The applications of nanotechnology and nanomaterial can be found in many cosmetic products including moisturisers, hair care products, make up and sunscreen.

The nanoformulations of these materials have been shown repeatedly to give much better performance than larger particles, reflecting visible light and absorbing UV with very high efficiency.

A wide range of nanostructures have been proposed as delivery mechanisms for cosmetic ingredients in moisturisers, anti-ageing creams, and other skincare products.

Lipid nanoparticles are particularly effective, as they can merge with the lipid bilayer in cell membranes, facilitating the delivery of compounds which would otherwise not be able to enter the cell. They provide the additional benefit of being totally non-toxic and biocompatible.

Nanoparticles can improve the restriction of essential oils: stability of essential oils in air, light, humidity and high temperatures, which can lead to rapid evaporation and alteration of active components.

In addition, nanoparticles are safer, more controlled release, and distribute more active ingredients, reducing toxic side effects, increasing water solubility, and increasing bioavailability. In particular, nano-grade essential oils have been shown to increase antimicrobial properties, which are used in food preservation, saunas, etc.

Attempts to apply nanotechnology in agriculture began with the growing realization that conventional farming technologies would neither be able to increase productivity any further nor restore ecosystems damaged by existing technologies back to their pristine state; in particular because the long-term effects of farming with “miracle seeds”, in conjunction with irrigation, fertilizers, and pesticides, have been questioned both at the scientific and policy levels, and must be gradually phased out.

The ability to investigate substances at the molecular level has boosted the search for materials with outstanding properties for use in medicine. The application of these novel materials has generated the new research field of nanobiotechnology, which plays a central role in disease diagnosis, drug design and delivery, and implants for specific biomedical applications. The chemical and physical properties of the surface of these materials allow their use in diagnosis, biosensing and bioimaging devices, drug delivery systems, and bone substitute implants.
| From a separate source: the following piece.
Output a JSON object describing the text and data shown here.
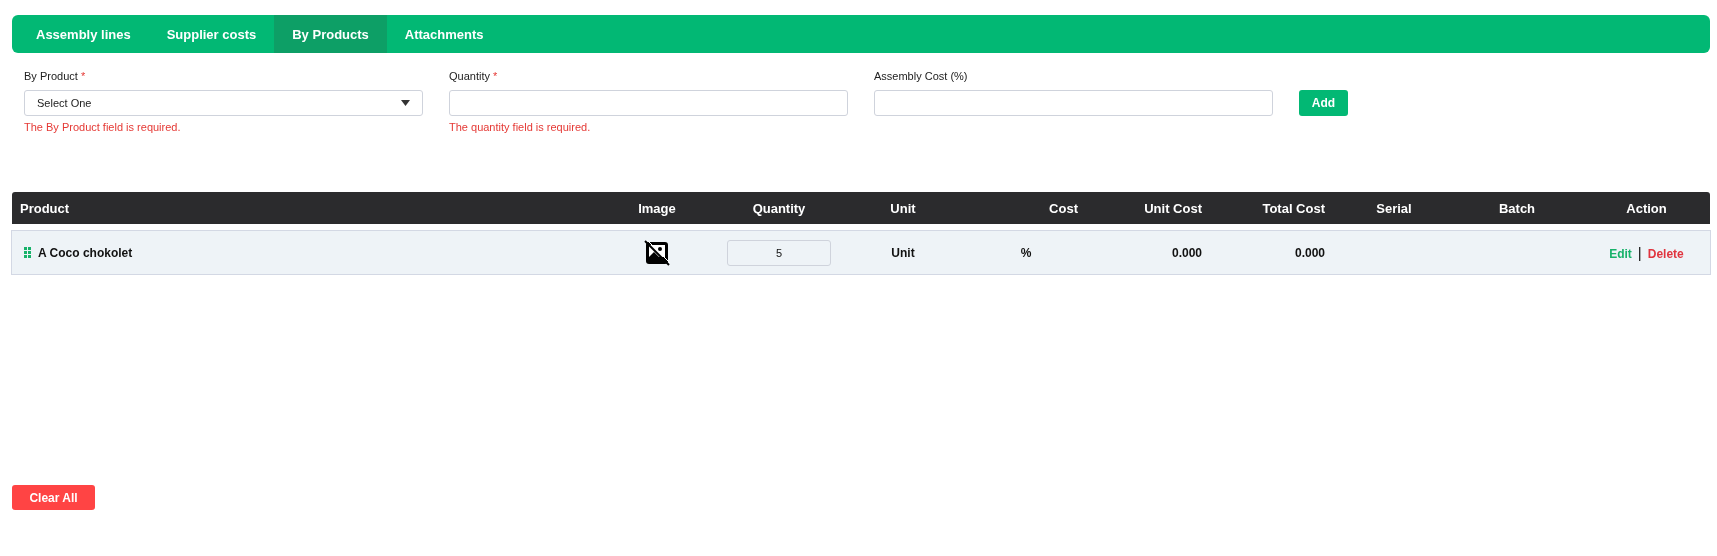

The materials commonly used to develop these nanotechnology products are inorganic and metal nanoparticles, carbon nanotubes, liposomes, and metallic surfaces (Liu et al. 2016a). By using chemical or physical methods and taking advantage of specific biological reactions, such as the antibody–antigen interaction, receptor–ligand interaction, and DNA–DNA hybridization, it is possible to conjugate biospecific molecules with nanoparticles. Surface chemistry (composition) (Castner and Ratner 2002; Moyano and Rotello 2011), surface physics (topography and roughness) (McNamara et al. 2010; Yim et al. 2010), surface thermodynamics (wettability and free energy) (Menzies and Jones 2010), and their toxicological effects determine the specific application of nanomaterials.

Nanomaterials exhibit special physical and chemical properties that make them interesting for novel, environmentally friendly products.

Examples include the increased durability of materials against mechanical stress or weathering, nanotechnology-based dirt- and water-resistant coatings to reduce cleaning efforts; novel insulation materials to improve the energy efficiency of buildings; adding nanoparticles to a material to reduce weight and save energy during transport.

In the chemical industry sector, nanomaterials are applied based on their special catalytic properties in order to boost energy and resource efficiency, and nanomaterials can replace environmentally problematic chemicals in certain fields of application.

High hopes are being placed in nanotechnologically optimized products and processes for energy production and storage; these are currently in the development phase and are slated to contribute significantly to climate protection and solving our energy problems in the future.